Schlegel's new bill, too, draws on popular intellectual currents. Russia is paying increasing attention to "soft power," countering that of its geopolitical opponents with its own. For example, its state-funded international television channel, RT (Russia Today), which now broadcasts in English, Spanish and Arabic, competes with the likes of CNN and Al Jazeera for global influence. Russia has also acknowledged its defeat in the "information war" surrounding the Ukrainian crisis.
But here again, strategies differ. Tight restrictions on free expression in Russia's state media co-exist with relative tolerance of pluralism on the internet and in the press. Strenuous efforts are being made to co-opt the very tools of cultural domination deployed by its opponents.
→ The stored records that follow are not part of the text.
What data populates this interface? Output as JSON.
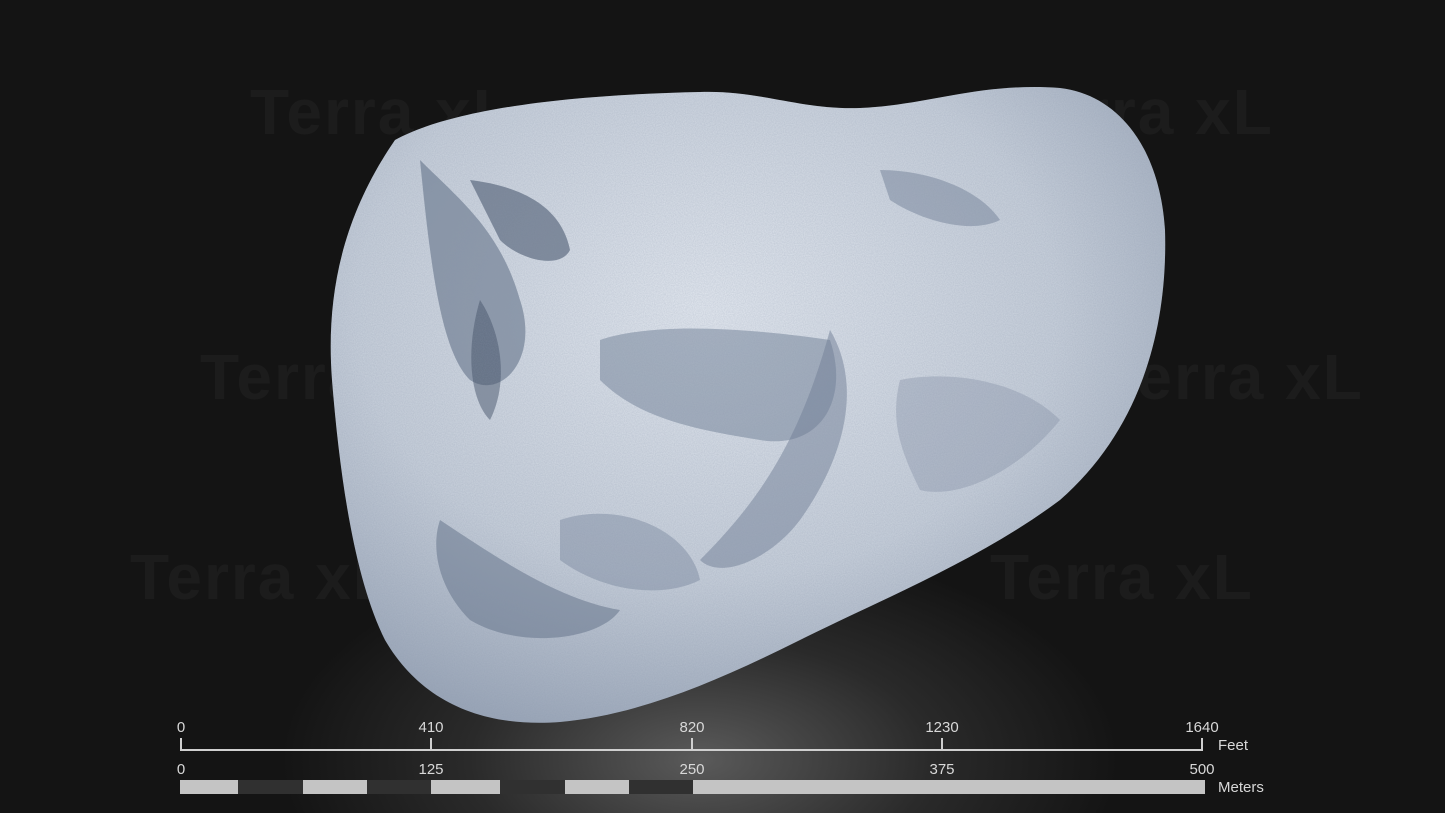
{
  "watermark": {
    "text": "Terra xL"
  },
  "terrain": {
    "icon": "terrain-relief-model"
  },
  "scale": {
    "feet": {
      "ticks": [
        "0",
        "410",
        "820",
        "1230",
        "1640"
      ],
      "unit": "Feet"
    },
    "meters": {
      "ticks": [
        "0",
        "125",
        "250",
        "375",
        "500"
      ],
      "unit": "Meters"
    },
    "colors": {
      "light": "#c4c4c4",
      "dark": "#303030",
      "line": "#cfcfcf"
    }
  }
}
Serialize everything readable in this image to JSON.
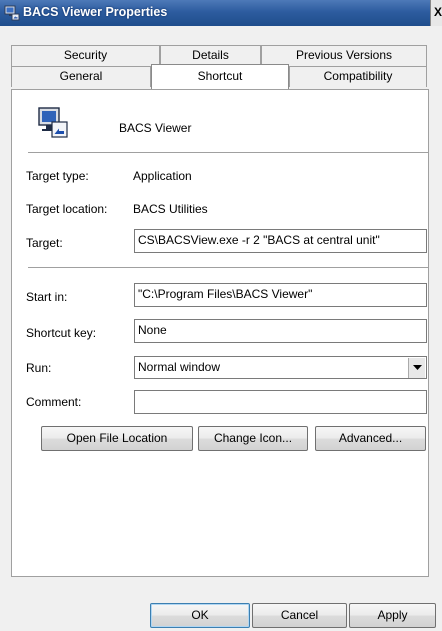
{
  "window": {
    "title": "BACS Viewer Properties",
    "close_glyph": "X",
    "icon": "app-shortcut-icon"
  },
  "tabs": {
    "row1": [
      {
        "label": "Security"
      },
      {
        "label": "Details"
      },
      {
        "label": "Previous Versions"
      }
    ],
    "row2": [
      {
        "label": "General"
      },
      {
        "label": "Shortcut"
      },
      {
        "label": "Compatibility"
      }
    ],
    "active": "Shortcut"
  },
  "shortcut": {
    "name": "BACS Viewer",
    "icon": "bacs-viewer-icon",
    "target_type_label": "Target type:",
    "target_type_value": "Application",
    "target_location_label": "Target location:",
    "target_location_value": "BACS Utilities",
    "target_label": "Target:",
    "target_value": "CS\\BACSView.exe -r 2 \"BACS at central unit\"",
    "start_in_label": "Start in:",
    "start_in_value": "\"C:\\Program Files\\BACS Viewer\"",
    "shortcut_key_label": "Shortcut key:",
    "shortcut_key_value": "None",
    "run_label": "Run:",
    "run_value": "Normal window",
    "comment_label": "Comment:",
    "comment_value": "",
    "buttons": {
      "open_file_location": "Open File Location",
      "change_icon": "Change Icon...",
      "advanced": "Advanced..."
    }
  },
  "footer": {
    "ok": "OK",
    "cancel": "Cancel",
    "apply": "Apply"
  },
  "colors": {
    "titlebar": "#2d5c9f",
    "panel": "#ffffff",
    "dialog_bg": "#f0f0f0"
  }
}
Films like Fedor Bondarchuk's 9th Company (2005) and Aleksander Sokurov's Russian Ark (2003), each promoting the Russian national myth, enjoyed success in British and American cinemas.
The prevailing cold-war atmosphere offers the new bill some chance of success. But it will encounter little deference from Russian audiences. Russians are world leaders in electronic piracy. They can often acquire illegal copies of foreign films before their release dates. However strong their patriotic fervor, periodic attempts to wean them from their fascination with western popular culture have invariably failed. And, lest we forget, Stalin adored Hollywood musicals.